# Grooming Tools: Furminator vs King Komb



## whitneyk1719 (Dec 2, 2015)

Hello!


Lately I have been seeing a ton of advertisements for the King Komb deshedding grooming tool. Apparently it is supposed to be up to par with the Furminator but costs half the price (at least it does on Amazon). So my question is, what are your experiences with either tools? Are they worth the money?


----------



## Cassidy's Mom (Mar 30, 2003)

I've never heard of the King Komb, but I bought a Furminator a long time ago and was not impressed. I did buy a Mars Coat King a couple of months ago and really like it: https://www.amazon.com/gp/product/B007L9C31M/ref=oh_aui_detailpage_o05_s00?ie=UTF8&psc=1

I think it would be possible to overuse it, but used with a light touch it does a great job of getting out loose undercoat, and works well on mats or areas that just starting to mat. I also frequently use an undercoat rake, which can be used as often as you want without any risk of damage to the coat.


----------



## gsdluvr (Jun 26, 2012)

I have tried many. The furminator, a rake, pin brush, slickers, brushes etc.

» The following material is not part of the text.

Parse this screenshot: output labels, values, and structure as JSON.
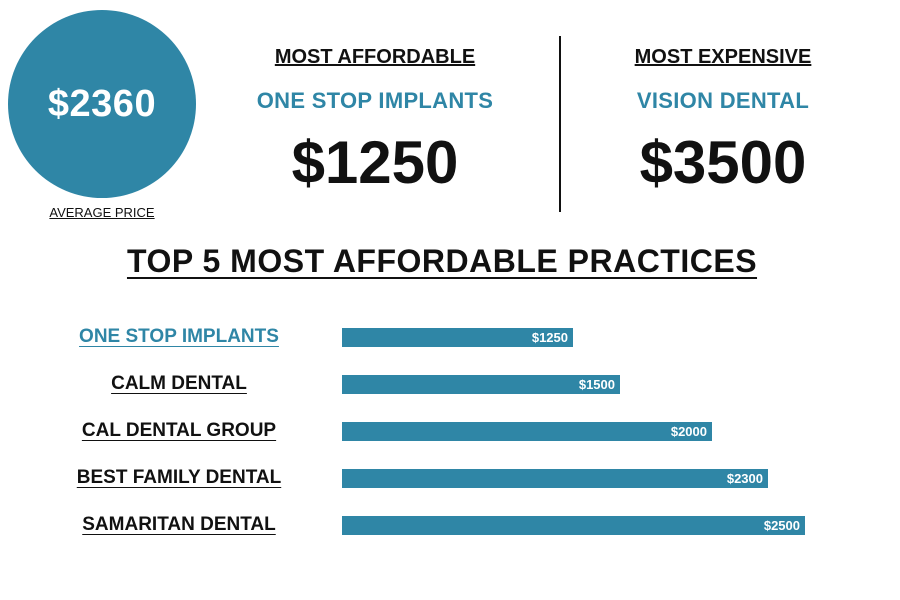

I really like the SleekEZ for loosening up dead under hair and then going over with your favorite brush. But this tool does NOT do mats.

Oh yes, I too have a Mars Coat King, it is good too.


----------



## Shade (Feb 20, 2012)

I was using the Furminator as needed, but ended up switching to a undercoat rake and a kong zoom groom. Much better results and I like the fact I can use them as often as I like without damaging the coat at all


----------



## whitneyk1719 (Dec 2, 2015)

I will definitely look into those! I never considered that it could damage the coat but looking at it I can definitely see how it would! Thank you all!


----------